Ownership is a key concept to farm life. When you own something, you take care of it, or id rusts. As many of our family friends express curiosity about life in the mountains, I shall begin a series of “farm life” blogs. For clarification, we live on about 35 acres of woods 2000 feet in elevation, 400 feet above the valley floor and 600 feet below the ridge. Less wind here. We have cleared about 3 acres, leaving the rest for the forest critters, from whom we are borrowing the land. In addition to our cabin, we have a garage/shop/root cellar outbuilding, goat/calf barn (“The Raddison”) in the paddock, and goat shelter (“Motel 6”) in a field. Our gardens expand every year, but probably cover, collectively, about 1/2 acre. The “meadow” grows over the septic field. We have plans to cut 2 more fields, but I’ll write more about then when I discuss wood stoves.
Our garden fencing has evolved over the years. We have found that a 4 foot fence w/ 3 electric wires (made hot by a solar panel) keep the deer, groundhogs, rabbits, et al out. Once we got dogs, we had to put fences inside to keep them around the cabin and in the meadow. Cats are allowed to hunt rodents anywhere. The most effective fencing system has been garden stakes (5 foot) with fencing. Not exactly stylish. Linda had suggested that I could build some less rustic (rusty?) trellis gates at the entrance to the gardens. Not having had a shop set up yet (more on that later), I procrastinated until last summer when I made a trip to the Tractor Supply Store. I happened to find in the “sale items to move” section 3 trellises for sale for 1/2 price (lay-away which must have gotten waylaid). I scrapped my planned errand and secured the 2 that I could fit into the back of the truck before heading home. Fortunately, Linda liked them and I got back to pick the 3rd one before someone else discovered it.
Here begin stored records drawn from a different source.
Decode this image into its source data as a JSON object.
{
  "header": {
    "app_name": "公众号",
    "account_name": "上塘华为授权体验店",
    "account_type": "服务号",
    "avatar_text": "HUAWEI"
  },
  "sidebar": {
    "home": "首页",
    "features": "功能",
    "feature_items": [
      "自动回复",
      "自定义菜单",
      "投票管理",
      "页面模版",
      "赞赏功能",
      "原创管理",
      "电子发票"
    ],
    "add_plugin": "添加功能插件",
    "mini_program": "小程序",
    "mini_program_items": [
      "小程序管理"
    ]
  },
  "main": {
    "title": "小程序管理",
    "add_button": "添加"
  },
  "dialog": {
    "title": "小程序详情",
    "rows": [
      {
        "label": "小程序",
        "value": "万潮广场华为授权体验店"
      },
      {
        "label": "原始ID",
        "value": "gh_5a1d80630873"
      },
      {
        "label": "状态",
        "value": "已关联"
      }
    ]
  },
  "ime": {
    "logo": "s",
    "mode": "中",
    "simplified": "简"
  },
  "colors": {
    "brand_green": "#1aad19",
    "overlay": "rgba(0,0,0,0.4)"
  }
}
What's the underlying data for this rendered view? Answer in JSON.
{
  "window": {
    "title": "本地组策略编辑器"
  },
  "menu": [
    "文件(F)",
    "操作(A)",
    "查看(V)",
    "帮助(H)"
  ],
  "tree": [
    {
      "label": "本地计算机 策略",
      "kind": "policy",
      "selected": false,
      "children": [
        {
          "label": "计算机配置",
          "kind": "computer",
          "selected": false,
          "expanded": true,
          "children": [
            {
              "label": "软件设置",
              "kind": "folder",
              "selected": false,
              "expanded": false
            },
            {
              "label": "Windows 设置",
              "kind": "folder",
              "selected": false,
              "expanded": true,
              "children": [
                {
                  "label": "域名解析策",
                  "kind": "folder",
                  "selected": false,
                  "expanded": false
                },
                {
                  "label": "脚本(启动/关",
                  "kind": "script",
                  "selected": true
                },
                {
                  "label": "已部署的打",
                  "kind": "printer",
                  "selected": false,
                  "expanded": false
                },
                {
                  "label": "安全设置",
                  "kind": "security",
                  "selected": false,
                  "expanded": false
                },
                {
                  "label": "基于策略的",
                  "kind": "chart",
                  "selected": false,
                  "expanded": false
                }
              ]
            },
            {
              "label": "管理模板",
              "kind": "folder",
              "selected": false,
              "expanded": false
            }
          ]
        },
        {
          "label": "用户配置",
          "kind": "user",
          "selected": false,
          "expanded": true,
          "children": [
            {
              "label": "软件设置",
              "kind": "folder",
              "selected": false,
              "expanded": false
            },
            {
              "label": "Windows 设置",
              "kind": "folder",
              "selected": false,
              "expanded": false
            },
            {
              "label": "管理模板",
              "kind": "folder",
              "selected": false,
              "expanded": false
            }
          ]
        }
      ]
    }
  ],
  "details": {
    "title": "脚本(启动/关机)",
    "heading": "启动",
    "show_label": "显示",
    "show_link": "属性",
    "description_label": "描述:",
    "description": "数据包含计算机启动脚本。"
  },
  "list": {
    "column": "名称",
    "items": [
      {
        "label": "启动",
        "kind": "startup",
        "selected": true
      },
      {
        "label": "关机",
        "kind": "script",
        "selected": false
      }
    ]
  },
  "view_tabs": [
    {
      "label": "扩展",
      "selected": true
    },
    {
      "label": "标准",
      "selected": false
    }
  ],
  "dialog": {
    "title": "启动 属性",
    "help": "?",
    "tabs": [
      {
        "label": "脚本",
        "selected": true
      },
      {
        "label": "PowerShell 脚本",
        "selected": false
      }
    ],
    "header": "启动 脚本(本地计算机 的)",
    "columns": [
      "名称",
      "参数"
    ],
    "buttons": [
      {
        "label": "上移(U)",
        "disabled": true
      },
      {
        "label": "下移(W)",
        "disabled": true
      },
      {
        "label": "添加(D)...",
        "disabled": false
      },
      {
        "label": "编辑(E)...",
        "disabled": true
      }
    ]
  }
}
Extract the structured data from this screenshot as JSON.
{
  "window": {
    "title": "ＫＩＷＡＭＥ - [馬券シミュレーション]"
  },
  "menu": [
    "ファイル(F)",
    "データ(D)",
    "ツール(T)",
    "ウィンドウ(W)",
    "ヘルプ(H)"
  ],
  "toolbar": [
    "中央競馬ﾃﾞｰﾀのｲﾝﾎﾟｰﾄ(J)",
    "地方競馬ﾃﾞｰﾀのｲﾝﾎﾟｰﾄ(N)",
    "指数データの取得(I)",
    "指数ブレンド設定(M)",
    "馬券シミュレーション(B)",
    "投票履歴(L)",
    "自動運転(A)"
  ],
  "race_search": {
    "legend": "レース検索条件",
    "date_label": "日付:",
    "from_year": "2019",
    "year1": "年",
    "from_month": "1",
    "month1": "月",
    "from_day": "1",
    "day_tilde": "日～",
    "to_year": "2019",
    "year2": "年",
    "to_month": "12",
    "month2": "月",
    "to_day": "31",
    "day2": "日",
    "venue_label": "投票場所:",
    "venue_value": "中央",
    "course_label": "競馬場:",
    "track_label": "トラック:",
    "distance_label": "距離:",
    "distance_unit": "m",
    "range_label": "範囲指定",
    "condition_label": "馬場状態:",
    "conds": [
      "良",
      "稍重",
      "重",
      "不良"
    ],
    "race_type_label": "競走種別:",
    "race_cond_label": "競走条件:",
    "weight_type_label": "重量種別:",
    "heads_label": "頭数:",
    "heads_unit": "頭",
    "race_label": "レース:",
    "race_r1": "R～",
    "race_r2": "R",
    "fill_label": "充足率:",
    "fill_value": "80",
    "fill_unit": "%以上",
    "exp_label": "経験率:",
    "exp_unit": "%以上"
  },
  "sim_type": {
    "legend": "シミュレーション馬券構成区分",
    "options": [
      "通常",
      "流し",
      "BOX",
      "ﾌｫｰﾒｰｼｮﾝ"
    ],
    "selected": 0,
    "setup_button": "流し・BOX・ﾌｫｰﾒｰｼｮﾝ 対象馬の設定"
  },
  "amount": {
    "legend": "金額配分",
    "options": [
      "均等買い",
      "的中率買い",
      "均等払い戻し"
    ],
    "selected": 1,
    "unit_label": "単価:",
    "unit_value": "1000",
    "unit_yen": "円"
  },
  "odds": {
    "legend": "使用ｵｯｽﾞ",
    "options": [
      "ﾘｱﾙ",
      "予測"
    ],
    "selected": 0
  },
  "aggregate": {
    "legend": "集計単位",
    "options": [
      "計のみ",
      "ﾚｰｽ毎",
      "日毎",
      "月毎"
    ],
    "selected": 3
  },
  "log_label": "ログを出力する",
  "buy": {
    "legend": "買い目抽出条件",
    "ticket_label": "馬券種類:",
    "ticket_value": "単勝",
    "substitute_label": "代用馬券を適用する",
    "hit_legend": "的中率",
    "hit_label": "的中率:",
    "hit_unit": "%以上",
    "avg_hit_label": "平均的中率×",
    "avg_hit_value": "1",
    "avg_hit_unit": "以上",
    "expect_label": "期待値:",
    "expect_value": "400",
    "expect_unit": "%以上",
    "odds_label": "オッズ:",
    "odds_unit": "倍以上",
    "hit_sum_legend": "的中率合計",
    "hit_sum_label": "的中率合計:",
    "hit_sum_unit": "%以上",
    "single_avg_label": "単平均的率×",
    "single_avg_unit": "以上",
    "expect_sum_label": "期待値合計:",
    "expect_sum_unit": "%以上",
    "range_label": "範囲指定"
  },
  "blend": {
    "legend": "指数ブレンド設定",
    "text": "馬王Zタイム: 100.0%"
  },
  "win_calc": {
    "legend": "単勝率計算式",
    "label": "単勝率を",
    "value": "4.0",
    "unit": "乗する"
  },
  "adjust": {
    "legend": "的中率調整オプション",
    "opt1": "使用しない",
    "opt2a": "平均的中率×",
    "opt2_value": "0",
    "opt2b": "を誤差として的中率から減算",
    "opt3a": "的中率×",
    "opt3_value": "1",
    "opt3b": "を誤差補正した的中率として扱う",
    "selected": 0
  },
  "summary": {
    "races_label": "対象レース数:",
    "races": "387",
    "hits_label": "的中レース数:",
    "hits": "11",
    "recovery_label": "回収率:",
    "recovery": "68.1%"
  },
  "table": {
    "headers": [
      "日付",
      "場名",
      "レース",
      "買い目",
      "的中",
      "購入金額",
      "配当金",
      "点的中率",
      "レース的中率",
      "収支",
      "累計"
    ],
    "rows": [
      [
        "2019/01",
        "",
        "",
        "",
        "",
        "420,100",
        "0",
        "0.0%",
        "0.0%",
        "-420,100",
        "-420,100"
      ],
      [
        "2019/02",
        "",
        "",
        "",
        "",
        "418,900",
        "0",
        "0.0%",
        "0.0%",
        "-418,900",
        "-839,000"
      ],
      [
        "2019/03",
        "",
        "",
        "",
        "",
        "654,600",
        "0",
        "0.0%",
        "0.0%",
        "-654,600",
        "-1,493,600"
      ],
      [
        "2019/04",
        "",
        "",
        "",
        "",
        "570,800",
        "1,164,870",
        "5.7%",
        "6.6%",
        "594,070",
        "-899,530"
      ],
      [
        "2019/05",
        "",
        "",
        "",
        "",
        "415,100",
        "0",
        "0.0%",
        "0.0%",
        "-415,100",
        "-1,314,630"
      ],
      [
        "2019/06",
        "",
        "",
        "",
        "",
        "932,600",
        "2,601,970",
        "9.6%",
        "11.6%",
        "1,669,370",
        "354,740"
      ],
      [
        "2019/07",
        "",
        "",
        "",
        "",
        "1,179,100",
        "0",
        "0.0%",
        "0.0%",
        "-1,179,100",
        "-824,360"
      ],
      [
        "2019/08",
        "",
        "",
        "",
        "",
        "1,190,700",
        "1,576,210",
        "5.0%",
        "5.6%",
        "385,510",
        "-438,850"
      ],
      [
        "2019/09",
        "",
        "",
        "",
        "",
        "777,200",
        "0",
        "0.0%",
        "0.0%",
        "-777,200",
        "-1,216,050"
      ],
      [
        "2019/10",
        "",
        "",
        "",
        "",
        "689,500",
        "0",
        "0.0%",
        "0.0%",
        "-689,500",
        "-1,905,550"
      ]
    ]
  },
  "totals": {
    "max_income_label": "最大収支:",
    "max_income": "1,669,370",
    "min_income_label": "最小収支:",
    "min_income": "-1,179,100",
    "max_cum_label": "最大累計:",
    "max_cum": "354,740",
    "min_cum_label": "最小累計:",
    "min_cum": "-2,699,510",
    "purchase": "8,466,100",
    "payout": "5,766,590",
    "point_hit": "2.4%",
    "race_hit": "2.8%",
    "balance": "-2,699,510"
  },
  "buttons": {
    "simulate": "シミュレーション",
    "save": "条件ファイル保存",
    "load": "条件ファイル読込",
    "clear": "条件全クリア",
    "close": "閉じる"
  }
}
Our friend, Paulette, had been coming out for “garden weekends” through the Spring and Summer. She stained the trellises and put 2 of them up before the end of the garden season. A few days ago, a storm rolled through, toppling these, as you can see in the photo, above. Oh, the joys of private property. No one else was going to come along to right them and figure out how to keep them from going over again. As universal as duct tape is to urban living, garden stakes and baling twine are to farm life. Four stakes and four lengths of baling twine got everything secured again, to be tested by the next westerly wind.
By the way, the mail box sitting on an old ladder, holds hand tools for easy access in the garden.